Senior Information Security Manager

Responsibilities:

• The Confidential Reserve is a quasi-Governmental entity responsible for the monetary system of the United States.
• Led the information security of distributed and mainframe operations including gap and complex analysis, studies, examinations and implementation of security principles, practices, standards, policies, procedures, documentation, risk management, project management and audit for the U.S Central Bank with over 1.5 Trillion dollars transferred electronically per day.
• Directed staff of 16 full-time personnel and hourly contractors that support the organization’s information security needs and Managed a security budget of over $2.02 million.
• Direct senior information security staff on complex gap and security analysis, studies and examinations of security policies, procedures, documentation, implementation, budget, compliance and audit requirements and project management to ensure defense-in-depth for the Confidential Reserve System.
• Transitioned the Confidential Reserve Information Technology (FRIT) organization from a risk averse organization to a risk management organization.
• Developing and updating information security principles, practices and standards.
• Trained over 700 staff in risk management and asset vulnerability assessment and security risk mitigation.
• Implemented a centralized information security support from 12 organizations into two. This reduced 30 staff nationwide.
• Managed the selection, negotiated the purchase, and implementation of information security tools to augment the information security posture of the Confidential Reserve System.
• Liaison to external audit engagements by the Governmental Accountability Office (GAO) and PriceWaterhouseCoopers (PWC) for Sarbanes-Oxley, COSO and FISMA for achieved compliance to government regulations.

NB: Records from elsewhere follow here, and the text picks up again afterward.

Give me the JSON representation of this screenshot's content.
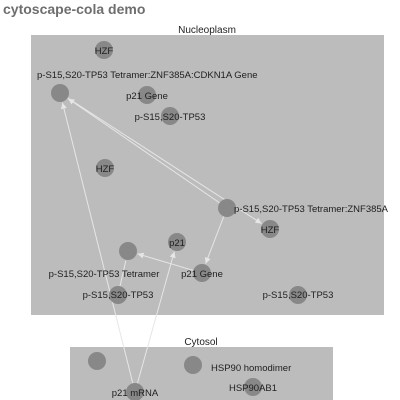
{
  "app": {
    "title": "cytoscape-cola demo"
  },
  "graph": {
    "compounds": [
      {
        "id": "nucleoplasm",
        "label": "Nucleoplasm"
      },
      {
        "id": "cytosol",
        "label": "Cytosol"
      }
    ],
    "nodes": [
      {
        "id": "n-hzf-1",
        "label": "HZF",
        "parent": "nucleoplasm"
      },
      {
        "id": "n-tetramer-cdkn1a",
        "label": "p-S15,S20-TP53 Tetramer:ZNF385A:CDKN1A Gene",
        "parent": "nucleoplasm"
      },
      {
        "id": "n-p21-gene-1",
        "label": "p21 Gene",
        "parent": "nucleoplasm"
      },
      {
        "id": "n-ps15-1",
        "label": "p-S15,S20-TP53",
        "parent": "nucleoplasm"
      },
      {
        "id": "n-hzf-2",
        "label": "HZF",
        "parent": "nucleoplasm"
      },
      {
        "id": "n-tetramer-znf385a",
        "label": "p-S15,S20-TP53 Tetramer:ZNF385A",
        "parent": "nucleoplasm"
      },
      {
        "id": "n-hzf-3",
        "label": "HZF",
        "parent": "nucleoplasm"
      },
      {
        "id": "n-p21",
        "label": "p21",
        "parent": "nucleoplasm"
      },
      {
        "id": "n-tetramer",
        "label": "p-S15,S20-TP53 Tetramer",
        "parent": "nucleoplasm"
      },
      {
        "id": "n-p21-gene-2",
        "label": "p21 Gene",
        "parent": "nucleoplasm"
      },
      {
        "id": "n-ps15-2",
        "label": "p-S15,S20-TP53",
        "parent": "nucleoplasm"
      },
      {
        "id": "n-ps15-3",
        "label": "p-S15,S20-TP53",
        "parent": "nucleoplasm"
      },
      {
        "id": "n-cytosol-a",
        "label": "",
        "parent": "cytosol"
      },
      {
        "id": "n-hsp90-homodimer",
        "label": "HSP90 homodimer",
        "parent": "cytosol"
      },
      {
        "id": "n-p21-mrna",
        "label": "p21 mRNA",
        "parent": "cytosol"
      },
      {
        "id": "n-hsp90ab1",
        "label": "HSP90AB1",
        "parent": "cytosol"
      }
    ],
    "edges": [
      {
        "source": "n-tetramer-znf385a",
        "target": "n-tetramer-cdkn1a",
        "arrow": true
      },
      {
        "source": "n-tetramer-cdkn1a",
        "target": "n-hzf-3",
        "arrow": true
      },
      {
        "source": "n-tetramer-znf385a",
        "target": "n-p21-gene-2",
        "arrow": true
      },
      {
        "source": "n-p21-gene-2",
        "target": "n-tetramer",
        "arrow": true
      },
      {
        "source": "n-ps15-2",
        "target": "n-tetramer",
        "arrow": false
      },
      {
        "source": "n-p21-mrna",
        "target": "n-p21",
        "arrow": true
      },
      {
        "source": "n-p21-mrna",
        "target": "n-tetramer-cdkn1a",
        "arrow": true
      }
    ]
  }
}
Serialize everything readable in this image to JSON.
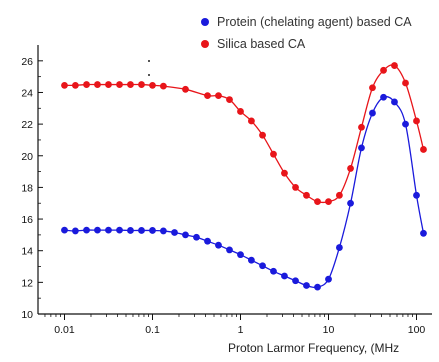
{
  "chart_data": {
    "type": "scatter",
    "title": "",
    "xlabel": "Proton Larmor Frequency, (MHz",
    "ylabel": "",
    "xscale": "log",
    "xlim": [
      0.005,
      150
    ],
    "ylim": [
      10,
      27
    ],
    "x_tick_labels": [
      "0.01",
      "0.1",
      "1",
      "10",
      "100"
    ],
    "y_ticks": [
      10,
      12,
      14,
      16,
      18,
      20,
      22,
      24,
      26
    ],
    "grid": false,
    "legend_position": "top-right",
    "series": [
      {
        "name": "Protein (chelating agent) based CA",
        "color": "#1a1adc",
        "x": [
          0.01,
          0.0133,
          0.0178,
          0.0237,
          0.0316,
          0.0422,
          0.0562,
          0.075,
          0.1,
          0.133,
          0.178,
          0.237,
          0.316,
          0.422,
          0.562,
          0.75,
          1.0,
          1.33,
          1.78,
          2.37,
          3.16,
          4.22,
          5.62,
          7.5,
          10,
          13.3,
          17.8,
          23.7,
          31.6,
          42.2,
          56.2,
          75,
          100,
          120
        ],
        "y": [
          15.3,
          15.25,
          15.3,
          15.3,
          15.3,
          15.3,
          15.28,
          15.28,
          15.28,
          15.25,
          15.15,
          15.0,
          14.85,
          14.6,
          14.35,
          14.05,
          13.75,
          13.4,
          13.05,
          12.7,
          12.4,
          12.1,
          11.8,
          11.7,
          12.2,
          14.2,
          17.0,
          20.5,
          22.7,
          23.7,
          23.4,
          22.0,
          17.5,
          15.1
        ]
      },
      {
        "name": "Silica based CA",
        "color": "#e8151a",
        "x": [
          0.01,
          0.0133,
          0.0178,
          0.0237,
          0.0316,
          0.0422,
          0.0562,
          0.075,
          0.1,
          0.133,
          0.237,
          0.422,
          0.562,
          0.75,
          1.0,
          1.33,
          1.78,
          2.37,
          3.16,
          4.22,
          5.62,
          7.5,
          10,
          13.3,
          17.8,
          23.7,
          31.6,
          42.2,
          56.2,
          75,
          100,
          120
        ],
        "y": [
          24.45,
          24.45,
          24.5,
          24.5,
          24.5,
          24.5,
          24.5,
          24.5,
          24.45,
          24.4,
          24.2,
          23.8,
          23.8,
          23.55,
          22.8,
          22.2,
          21.3,
          20.1,
          18.9,
          18.0,
          17.5,
          17.1,
          17.1,
          17.5,
          19.2,
          21.8,
          24.3,
          25.4,
          25.7,
          24.6,
          22.2,
          20.4
        ]
      }
    ]
  }
}
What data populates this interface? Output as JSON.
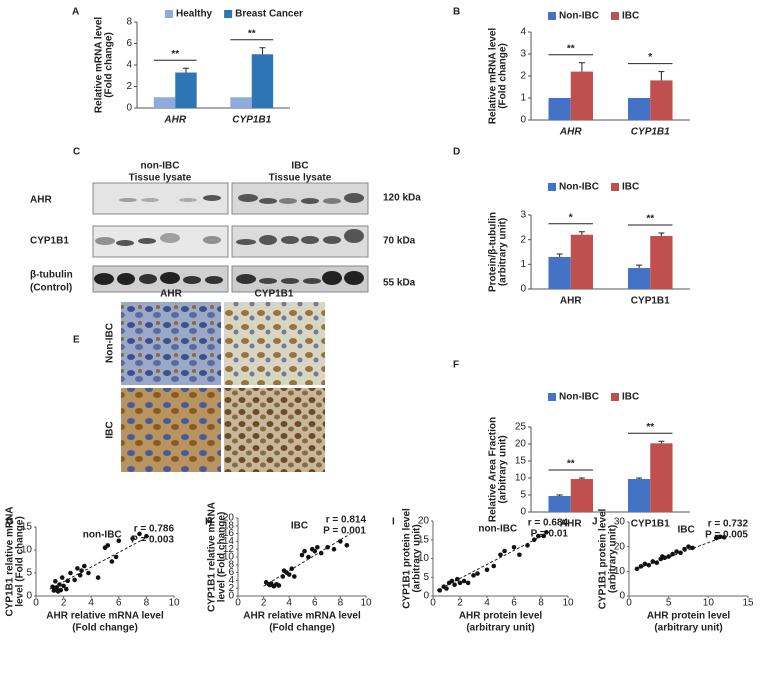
{
  "chart_data": [
    {
      "type": "bar",
      "panel": "A",
      "ylabel": [
        "Relative mRNA level",
        "(Fold change)"
      ],
      "categories": [
        "AHR",
        "CYP1B1"
      ],
      "series": [
        {
          "name": "Healthy",
          "color": "#8faadc",
          "values": [
            1,
            1
          ]
        },
        {
          "name": "Breast Cancer",
          "color": "#2e75b6",
          "values": [
            3.3,
            5.0
          ],
          "errors": [
            0.4,
            0.6
          ]
        }
      ],
      "significance": [
        "**",
        "**"
      ],
      "ylim": [
        0,
        8
      ],
      "yticks": [
        0,
        2,
        4,
        6,
        8
      ]
    },
    {
      "type": "bar",
      "panel": "B",
      "ylabel": [
        "Relative mRNA  level",
        "(Fold change)"
      ],
      "categories": [
        "AHR",
        "CYP1B1"
      ],
      "series": [
        {
          "name": "Non-IBC",
          "color": "#4472c4",
          "values": [
            1,
            1
          ]
        },
        {
          "name": "IBC",
          "color": "#c0504d",
          "values": [
            2.2,
            1.8
          ],
          "errors": [
            0.4,
            0.4
          ]
        }
      ],
      "significance": [
        "**",
        "*"
      ],
      "ylim": [
        0,
        4
      ],
      "yticks": [
        0,
        1,
        2,
        3,
        4
      ]
    },
    {
      "type": "bar",
      "panel": "D",
      "ylabel": [
        "Protein/β-tubulin",
        "(arbitrary unit)"
      ],
      "categories": [
        "AHR",
        "CYP1B1"
      ],
      "series": [
        {
          "name": "Non-IBC",
          "color": "#4472c4",
          "values": [
            1.3,
            0.85
          ],
          "errors": [
            0.12,
            0.12
          ]
        },
        {
          "name": "IBC",
          "color": "#c0504d",
          "values": [
            2.2,
            2.15
          ],
          "errors": [
            0.12,
            0.12
          ]
        }
      ],
      "significance": [
        "*",
        "**"
      ],
      "ylim": [
        0,
        3
      ],
      "yticks": [
        0,
        1,
        2,
        3
      ]
    },
    {
      "type": "bar",
      "panel": "F",
      "ylabel": [
        "Relative Area Fraction",
        "(arbitrary unit)"
      ],
      "categories": [
        "AHR",
        "CYP1B1"
      ],
      "series": [
        {
          "name": "Non-IBC",
          "color": "#4472c4",
          "values": [
            4.7,
            9.7
          ],
          "errors": [
            0.3,
            0.3
          ]
        },
        {
          "name": "IBC",
          "color": "#c0504d",
          "values": [
            9.7,
            20.2
          ],
          "errors": [
            0.3,
            0.6
          ]
        }
      ],
      "significance": [
        "**",
        "**"
      ],
      "ylim": [
        0,
        25
      ],
      "yticks": [
        0,
        5,
        10,
        15,
        20,
        25
      ]
    },
    {
      "type": "scatter",
      "panel": "G",
      "title": "non-IBC",
      "r": "r = 0.786",
      "p": "P = 0.003",
      "xlabel": [
        "AHR relative mRNA level",
        "(Fold change)"
      ],
      "ylabel": [
        "CYP1B1 relative mRNA",
        "level (Fold change)"
      ],
      "x": [
        1.2,
        1.3,
        1.4,
        1.5,
        1.6,
        1.7,
        1.8,
        1.9,
        2.0,
        2.2,
        2.3,
        2.5,
        2.8,
        3.0,
        3.2,
        3.3,
        3.5,
        3.8,
        4.5,
        5.0,
        5.2,
        5.5,
        5.8,
        6.0,
        7.0,
        7.5,
        8.0
      ],
      "values": [
        2,
        1.2,
        3.2,
        1.8,
        1,
        2.5,
        1.3,
        4,
        2.2,
        1.5,
        3.3,
        5,
        3.5,
        6,
        4.5,
        5.5,
        6.5,
        5,
        4,
        10.5,
        11,
        7.5,
        8.5,
        12,
        12.5,
        13.5,
        13
      ],
      "trendline": {
        "x": [
          1,
          8.2
        ],
        "values": [
          1.5,
          13
        ]
      },
      "xlim": [
        0,
        10
      ],
      "xticks": [
        0,
        2,
        4,
        6,
        8,
        10
      ],
      "ylim": [
        0,
        15
      ],
      "yticks": [
        0,
        5,
        10,
        15
      ]
    },
    {
      "type": "scatter",
      "panel": "H",
      "title": "IBC",
      "r": "r = 0.814",
      "p": "P = 0.001",
      "xlabel": [
        "AHR relative mRNA level",
        "(Fold change)"
      ],
      "ylabel": [
        "CYP1B1 relative mRNA",
        "level (Fold change)"
      ],
      "x": [
        2.2,
        2.4,
        2.5,
        2.6,
        2.8,
        3.0,
        3.2,
        3.5,
        3.6,
        3.8,
        4.0,
        4.2,
        4.4,
        5.0,
        5.2,
        5.5,
        5.8,
        6.0,
        6.2,
        6.5,
        7.0,
        7.5,
        8.0,
        8.5
      ],
      "values": [
        3.5,
        3,
        2.8,
        3.2,
        2.5,
        3,
        2.7,
        5,
        6.5,
        6,
        5.5,
        7,
        5,
        10.5,
        11.5,
        10,
        12,
        11.5,
        12.5,
        11,
        12.5,
        12,
        14,
        13
      ],
      "trendline": {
        "x": [
          2,
          8.8
        ],
        "values": [
          2.5,
          16
        ]
      },
      "xlim": [
        0,
        10
      ],
      "xticks": [
        0,
        2,
        4,
        6,
        8,
        10
      ],
      "ylim": [
        0,
        20
      ],
      "yticks": [
        0,
        2,
        4,
        6,
        8,
        10,
        12,
        14,
        16,
        18,
        20
      ]
    },
    {
      "type": "scatter",
      "panel": "I",
      "title": "non-IBC",
      "r": "r = 0.684",
      "p": "P = 0.01",
      "xlabel": [
        "AHR protein level",
        "(arbitrary unit)"
      ],
      "ylabel": [
        "CYP1B1 protein level",
        "(arbitrary unit)"
      ],
      "x": [
        0.5,
        0.8,
        1.0,
        1.2,
        1.4,
        1.6,
        1.8,
        2.0,
        2.3,
        2.6,
        3.0,
        3.3,
        4.0,
        4.5,
        5.0,
        5.3,
        6.0,
        6.4,
        7.0,
        7.5,
        7.8,
        8.2,
        8.4
      ],
      "values": [
        1.5,
        2.5,
        2,
        3.5,
        4,
        3,
        4.5,
        3.5,
        4,
        3.5,
        5.5,
        6,
        7,
        8,
        11,
        12,
        13,
        11,
        13.5,
        15,
        16,
        16,
        17
      ],
      "trendline": {
        "x": [
          0.3,
          8.6
        ],
        "values": [
          1.5,
          17
        ]
      },
      "xlim": [
        0,
        10
      ],
      "xticks": [
        0,
        2,
        4,
        6,
        8,
        10
      ],
      "ylim": [
        0,
        20
      ],
      "yticks": [
        0,
        5,
        10,
        15,
        20
      ]
    },
    {
      "type": "scatter",
      "panel": "J",
      "title": "IBC",
      "r": "r = 0.732",
      "p": "P = 0.005",
      "xlabel": [
        "AHR protein level",
        "(arbitrary unit)"
      ],
      "ylabel": [
        "CYP1B1 protein level",
        "(arbitrary unit)"
      ],
      "x": [
        1.0,
        1.5,
        2.0,
        2.5,
        3.0,
        3.5,
        4.0,
        4.2,
        4.5,
        5.0,
        5.5,
        6.0,
        6.5,
        7.0,
        7.5,
        8.0,
        11.0,
        11.5,
        12.0
      ],
      "values": [
        11,
        12,
        13,
        12.5,
        14,
        13.5,
        15,
        16,
        15.5,
        16,
        17,
        18,
        17.5,
        19,
        20,
        19.5,
        23.5,
        24,
        23.8
      ],
      "trendline": {
        "x": [
          1,
          12
        ],
        "values": [
          11,
          24
        ]
      },
      "xlim": [
        0,
        15
      ],
      "xticks": [
        0,
        5,
        10,
        15
      ],
      "ylim": [
        0,
        30
      ],
      "yticks": [
        0,
        10,
        20,
        30
      ]
    }
  ],
  "blot": {
    "panel": "C",
    "groups": [
      [
        "non-IBC",
        "Tissue lysate"
      ],
      [
        "IBC",
        "Tissue lysate"
      ]
    ],
    "rows": [
      [
        "AHR"
      ],
      [
        "CYP1B1"
      ],
      [
        "β-tubulin",
        "(Control)"
      ]
    ],
    "sizes": [
      "120 kDa",
      "70 kDa",
      "55 kDa"
    ]
  },
  "ihc": {
    "panel": "E",
    "columns": [
      "AHR",
      "CYP1B1"
    ],
    "rows": [
      "Non-IBC",
      "IBC"
    ]
  }
}
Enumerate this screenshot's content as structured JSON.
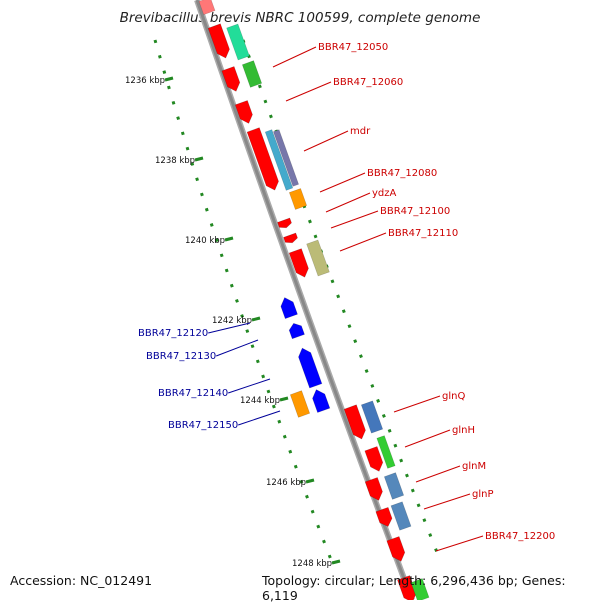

Confidential, Richmond, VA

Senior Account Manager

Responsibilities:

• Bridged the gaps between information technology and business application development and distributed and mainframe computer support.
• This involves translating business requirement into the defined information technology framework.
• Provided customer support for the San Francisco, St. Louis, Minneapolis Reserve Banks, Board of Governors and the Home Mortgage Disclosure Act (HMDA) government application; built capabilities through program development, process development and strengthened relationships with customers.
• Served as project manager for both the Internet U.S. Treasury Offset Program and the U.S. Postal Service Postal Money Order image project to move these applications from the mainframe to the distributed platform.
• Led a high priority project for FRB San Francisco involving moving check processing from the 12th District to FRIT to meet year 2000 check application compliance issues.